University of Montreal, Department of Biochemistry
2900 Blvd Edouard-Montpetit,
Montreal, QC, Canada
GOBASE is a specialized biological relational database that integrates diverse data on organelles (mitochondria and chloroplasts) such as DNA and protein sequences, RNA secondary structure diagrams, taxonomic information and genetic maps of completely sequenced mitochondrial DNAs. GOBASE has been available for public access via the WWW since 1996. It originally housed only mitochondrial data, while chloroplast data have recently been included.
Today, GOBASE includes over 80000 sequences. The major part of the data in GOBASE, i.e., sequence and taxonomic data, are being retrieved from the public sequence data repository at NCBI, and validated by experts in house. Maintaining a curated database comes with a very high labor cost. This is largely due to the fact that genomic sequences are being generated at an unprecedented rate and that records retrieved from public repositories contain annotation errors, nonstandard, or misleading information that requires correction.

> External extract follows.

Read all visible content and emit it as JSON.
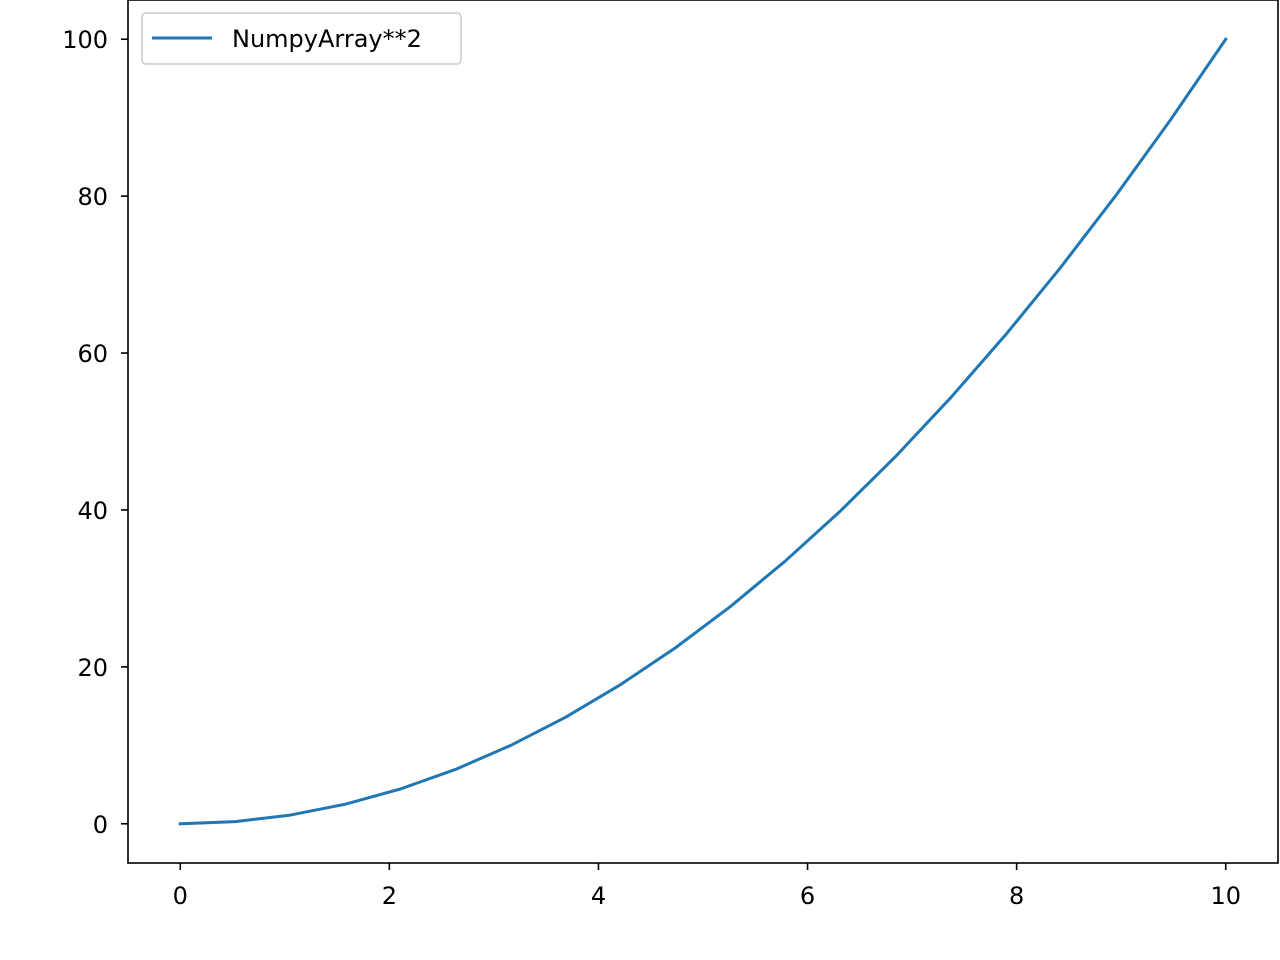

Here, we present our efforts to substantially reduce manual data correction, through increased automation, and maximize code reusability by adopting an object-oriented technology.
Our initial approach has been to use Unified Modeling Language (UML)
to create a list of possible cases of data inconsistencies that we have
found in GOBASE. Every case is regarded separately, an expert solution is
devised and represented as a diagram. At that time the UML diagrams are
used as templates for writing an object-oriented automation programs.